Suriya Laemthong hat Angst vor Spritzen. Als die Krankenschwester mit der Nadel in seine Armvene sticht, bedeckt der 28-Jährige sein Gesicht mit einer Baseball-Kappe und hält sich dazu noch die Hand vor die Augen. Suriya gibt sein Blut für die thailändische Opposition, die Neuwahlen verlangt.

Um dieser Forderung Nachdruck zu verleihen, verteilten Anhänger am Dienstag in Bangkok mehrere hundert Liter Blut vor dem Regierungsgebäude, das Menschen wie Suriya zuvor gespendet hatten. Seit Jahren brodelt es schon in Thailand. Wahlbetrug, Massenproteste, ständige Regierungswechsel und sogar ein Militärputsch lassen das einst so stabile Land in Südostasien nicht zur Ruhe kommen.

Bereits ab Ende 2005 bricht sich massive Unzufriedenheit mit Ministerpräsident Thaksin Shinawatra in allwöchentlichen Demonstrationen Bahn. Tausende Demonstranten werfen der Regierung um den Medienmogul Korruption, Machtmissbrauch und Unterdrückung der Meinungsfreiheit vor. Am 19. September 2006 putscht das Militär mit Rückendeckung von König Bhumibol Adulyadej schließlich Thaksin in einem unblutigen Staatsstreich aus dem Amt, als sich dieser gerade bei der UN-Vollversammlung in New York aufhält.

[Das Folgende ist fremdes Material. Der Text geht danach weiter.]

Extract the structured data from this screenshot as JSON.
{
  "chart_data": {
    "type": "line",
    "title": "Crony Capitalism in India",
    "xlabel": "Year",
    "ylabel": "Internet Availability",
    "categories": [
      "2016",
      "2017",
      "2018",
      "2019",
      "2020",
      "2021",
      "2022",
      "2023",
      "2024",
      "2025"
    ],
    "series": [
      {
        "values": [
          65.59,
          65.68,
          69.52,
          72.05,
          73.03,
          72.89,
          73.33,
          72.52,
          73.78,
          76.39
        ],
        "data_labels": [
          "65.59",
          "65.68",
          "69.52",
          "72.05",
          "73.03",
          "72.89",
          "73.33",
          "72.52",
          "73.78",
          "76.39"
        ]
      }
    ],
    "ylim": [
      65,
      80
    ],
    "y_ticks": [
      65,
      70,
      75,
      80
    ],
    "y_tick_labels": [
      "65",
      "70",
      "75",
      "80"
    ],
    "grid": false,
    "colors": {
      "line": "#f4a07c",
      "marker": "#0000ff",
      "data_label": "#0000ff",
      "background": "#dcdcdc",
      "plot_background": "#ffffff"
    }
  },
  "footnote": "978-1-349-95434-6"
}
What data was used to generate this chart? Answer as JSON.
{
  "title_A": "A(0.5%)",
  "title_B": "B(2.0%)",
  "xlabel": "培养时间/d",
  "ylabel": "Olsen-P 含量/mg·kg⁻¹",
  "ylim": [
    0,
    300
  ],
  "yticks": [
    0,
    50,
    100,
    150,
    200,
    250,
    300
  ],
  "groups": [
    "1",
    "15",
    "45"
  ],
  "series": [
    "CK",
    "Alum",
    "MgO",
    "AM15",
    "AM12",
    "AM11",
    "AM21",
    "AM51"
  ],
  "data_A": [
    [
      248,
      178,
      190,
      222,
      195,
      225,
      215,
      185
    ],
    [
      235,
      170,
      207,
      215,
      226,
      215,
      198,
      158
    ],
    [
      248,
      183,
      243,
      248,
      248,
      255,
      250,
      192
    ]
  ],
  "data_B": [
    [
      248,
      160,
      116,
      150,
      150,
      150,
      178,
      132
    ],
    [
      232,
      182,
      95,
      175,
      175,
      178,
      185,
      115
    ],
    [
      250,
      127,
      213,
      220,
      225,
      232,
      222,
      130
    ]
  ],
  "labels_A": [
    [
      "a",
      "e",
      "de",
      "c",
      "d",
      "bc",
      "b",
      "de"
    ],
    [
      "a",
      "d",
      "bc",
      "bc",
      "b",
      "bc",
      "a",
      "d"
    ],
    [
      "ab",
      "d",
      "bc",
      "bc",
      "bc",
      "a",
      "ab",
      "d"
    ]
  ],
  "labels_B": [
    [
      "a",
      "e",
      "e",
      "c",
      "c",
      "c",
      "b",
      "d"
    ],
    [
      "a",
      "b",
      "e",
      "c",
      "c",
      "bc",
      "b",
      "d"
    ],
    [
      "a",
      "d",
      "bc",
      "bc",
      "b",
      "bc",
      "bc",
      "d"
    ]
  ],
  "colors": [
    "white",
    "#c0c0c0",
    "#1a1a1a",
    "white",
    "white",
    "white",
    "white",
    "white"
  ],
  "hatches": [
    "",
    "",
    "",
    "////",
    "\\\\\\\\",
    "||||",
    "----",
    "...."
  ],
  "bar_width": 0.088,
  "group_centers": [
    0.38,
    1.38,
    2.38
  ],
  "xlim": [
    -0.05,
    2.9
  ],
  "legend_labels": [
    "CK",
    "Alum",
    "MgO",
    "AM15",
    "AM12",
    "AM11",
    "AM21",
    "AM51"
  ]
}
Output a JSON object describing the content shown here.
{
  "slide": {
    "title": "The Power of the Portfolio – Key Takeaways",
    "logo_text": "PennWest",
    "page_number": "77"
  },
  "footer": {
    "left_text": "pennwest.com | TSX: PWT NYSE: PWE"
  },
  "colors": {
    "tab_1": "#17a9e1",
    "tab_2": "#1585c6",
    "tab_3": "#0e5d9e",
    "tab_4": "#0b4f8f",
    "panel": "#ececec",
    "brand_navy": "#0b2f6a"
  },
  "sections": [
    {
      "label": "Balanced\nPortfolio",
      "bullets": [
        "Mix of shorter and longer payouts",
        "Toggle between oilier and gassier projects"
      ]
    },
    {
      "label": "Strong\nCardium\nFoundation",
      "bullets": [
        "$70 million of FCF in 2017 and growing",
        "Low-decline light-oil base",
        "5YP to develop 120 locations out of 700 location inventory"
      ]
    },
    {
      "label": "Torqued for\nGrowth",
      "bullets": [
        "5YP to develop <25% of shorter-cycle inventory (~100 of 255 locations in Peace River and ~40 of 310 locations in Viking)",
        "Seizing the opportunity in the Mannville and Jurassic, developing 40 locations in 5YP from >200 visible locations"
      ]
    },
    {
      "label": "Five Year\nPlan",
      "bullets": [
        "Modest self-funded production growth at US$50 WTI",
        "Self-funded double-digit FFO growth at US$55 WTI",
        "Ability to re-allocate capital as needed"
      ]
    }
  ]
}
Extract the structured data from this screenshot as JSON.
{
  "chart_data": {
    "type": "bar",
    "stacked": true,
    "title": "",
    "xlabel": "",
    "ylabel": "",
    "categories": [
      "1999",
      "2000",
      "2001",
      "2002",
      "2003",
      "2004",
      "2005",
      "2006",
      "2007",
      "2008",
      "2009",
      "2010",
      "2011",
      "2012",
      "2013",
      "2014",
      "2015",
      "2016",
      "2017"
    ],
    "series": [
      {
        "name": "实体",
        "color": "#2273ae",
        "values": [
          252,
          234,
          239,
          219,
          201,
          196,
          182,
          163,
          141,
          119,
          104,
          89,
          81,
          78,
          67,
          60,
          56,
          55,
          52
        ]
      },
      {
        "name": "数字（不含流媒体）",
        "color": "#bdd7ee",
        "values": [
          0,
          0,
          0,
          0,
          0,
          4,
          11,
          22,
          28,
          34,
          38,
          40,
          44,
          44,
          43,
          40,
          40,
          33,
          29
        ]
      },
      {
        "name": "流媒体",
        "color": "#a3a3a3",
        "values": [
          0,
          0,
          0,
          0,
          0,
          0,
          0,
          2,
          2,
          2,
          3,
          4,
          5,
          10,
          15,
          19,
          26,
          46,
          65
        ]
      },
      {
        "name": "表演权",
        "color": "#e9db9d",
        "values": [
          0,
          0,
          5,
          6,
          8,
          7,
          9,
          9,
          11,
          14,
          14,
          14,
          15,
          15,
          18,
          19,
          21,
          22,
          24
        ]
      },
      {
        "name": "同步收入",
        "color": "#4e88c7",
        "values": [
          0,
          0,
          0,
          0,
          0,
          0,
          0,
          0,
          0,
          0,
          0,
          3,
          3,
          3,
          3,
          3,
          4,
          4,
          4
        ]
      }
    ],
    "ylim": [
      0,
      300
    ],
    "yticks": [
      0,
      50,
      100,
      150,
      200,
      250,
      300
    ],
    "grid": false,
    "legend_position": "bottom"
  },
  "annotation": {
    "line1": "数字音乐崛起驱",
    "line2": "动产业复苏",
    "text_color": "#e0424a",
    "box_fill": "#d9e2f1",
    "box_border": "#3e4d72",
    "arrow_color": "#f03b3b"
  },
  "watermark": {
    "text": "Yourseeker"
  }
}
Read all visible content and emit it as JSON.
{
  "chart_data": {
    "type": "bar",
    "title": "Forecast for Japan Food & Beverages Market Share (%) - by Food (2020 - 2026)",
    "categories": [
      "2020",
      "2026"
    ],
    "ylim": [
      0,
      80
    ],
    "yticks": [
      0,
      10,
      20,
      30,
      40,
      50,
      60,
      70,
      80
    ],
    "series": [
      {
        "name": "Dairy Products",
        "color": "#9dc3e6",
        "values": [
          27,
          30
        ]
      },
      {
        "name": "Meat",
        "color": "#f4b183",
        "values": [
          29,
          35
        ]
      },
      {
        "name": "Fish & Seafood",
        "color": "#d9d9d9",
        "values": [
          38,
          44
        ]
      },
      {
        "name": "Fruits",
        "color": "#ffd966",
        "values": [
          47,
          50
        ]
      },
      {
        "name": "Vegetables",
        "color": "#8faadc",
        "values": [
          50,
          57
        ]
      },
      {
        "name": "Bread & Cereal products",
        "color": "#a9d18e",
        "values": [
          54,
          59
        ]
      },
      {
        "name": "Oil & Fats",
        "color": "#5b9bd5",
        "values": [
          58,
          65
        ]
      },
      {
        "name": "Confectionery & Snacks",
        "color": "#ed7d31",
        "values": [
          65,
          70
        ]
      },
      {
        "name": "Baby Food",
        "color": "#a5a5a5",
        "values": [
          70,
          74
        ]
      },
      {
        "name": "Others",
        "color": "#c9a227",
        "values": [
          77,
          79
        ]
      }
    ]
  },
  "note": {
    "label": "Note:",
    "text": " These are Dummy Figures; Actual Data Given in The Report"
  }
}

Im Mai 2007 bestätigt das Verfassungsgericht den Vorwurf des Wahlbetrugs gegen Thaksin und löst seine Partei TRT auf. Doch nur ein halbes Jahr später gewinnt die TRT-Nachfolgerin Partei der Volksmacht (PPP) die Parlamentswahl. Ministerpräsident wird Samak Sundaravej.

Todesopfer bei schweren Ausschreitungen

Schon nach kurzer Zeit gibt es jedoch auch für Samak scharfen Gegenwind. Mit der Volksallianz für Demokratie formiert sich ein breites Protestbündnis, das Samak als Thaksins Marionette betrachtet und seinen Rücktritt verlangt. Im September 2008 wird er schließlich abgesetzt. Ein Auftritt als Fernsehkoch wird als verbotene Nebentätigkeit gewertet und bricht ihm politisch das Genick.

Neuer Ministerpräsident wird Somchai Wongsawat, ein Schwager Thaksins. Ruhe kehrt dennoch nicht ein. Als die Staatsmacht am 7. Oktober 2008 versucht, die Straßen um das Parlament zu räumen, kommt es zu schweren Ausschreitungen mit einem Toten und Hunderten Verletzten.

Am 25. November besetzen Massen von Demonstranten in Bangkok den Flughafen Suvarnabhumi, einen Tag später auch den Regionalflughafen Don Muang. 300.000 Reisende, auch viele deutsche Touristen, sitzen fest und werden nach und nach mit Sonderflügen abgeholt. Eine Woche nach Beginn der Besetzung wird Somchais Partei PPP des Wahlbetrugs für schuldig befunden und verboten. Dem Ministerpräsidenten wird auf fünf Jahre jegliche politische Betätigung untersagt. Die Demonstranten feiern ihren Sieg und beenden die Flughafenblockaden.

100.000 demonstrieren gegen Abhisit

Am 15. Dezember 2008 wird Oppositionsführer Abhisit Vejjajiva von der Demokratischen Partei zum neuen Ministerpräsidenten gewählt. Doch auch mit ihm kommt das Land nicht zur Ruhe. Immer wieder gibt es Massendemonstrationen und Rücktrittsforderungen. Mit gewaltsamen Protesten erzwingen Regierungsgegner im Mai sogar den Abbruch des Asien-Gipfels in Pattaya.

Auch am vergangenen Wochenende gingen 100.000 auf die Straßen und forderten den Rücktritt von Abhisit. Bei den Demonstranten handelt es sich überwiegend um Anhänger des gestürzten Thaksin. Sie werfen Abhisit vor, illegal an die Macht gekommen zu sein.

Am Dienstag schließlich stehen Tausende von Demonstranten in langen Schlangen bei der Blutabgabe, viele gekleidet in roten Hemden und T-Shirts, der Farbe der Opposition. "Ich glaube an unsere Führer und finde ihre Strategie vernünftig und akzeptabel. Wenn sie sagen, wir kämpfen weiter, dann stehe ich bereit", erklärt Blutspender Suriya. Doch dass die Regierung wegen des friedlichen Blutvergießens zurücktritt, glaubt auch er nicht.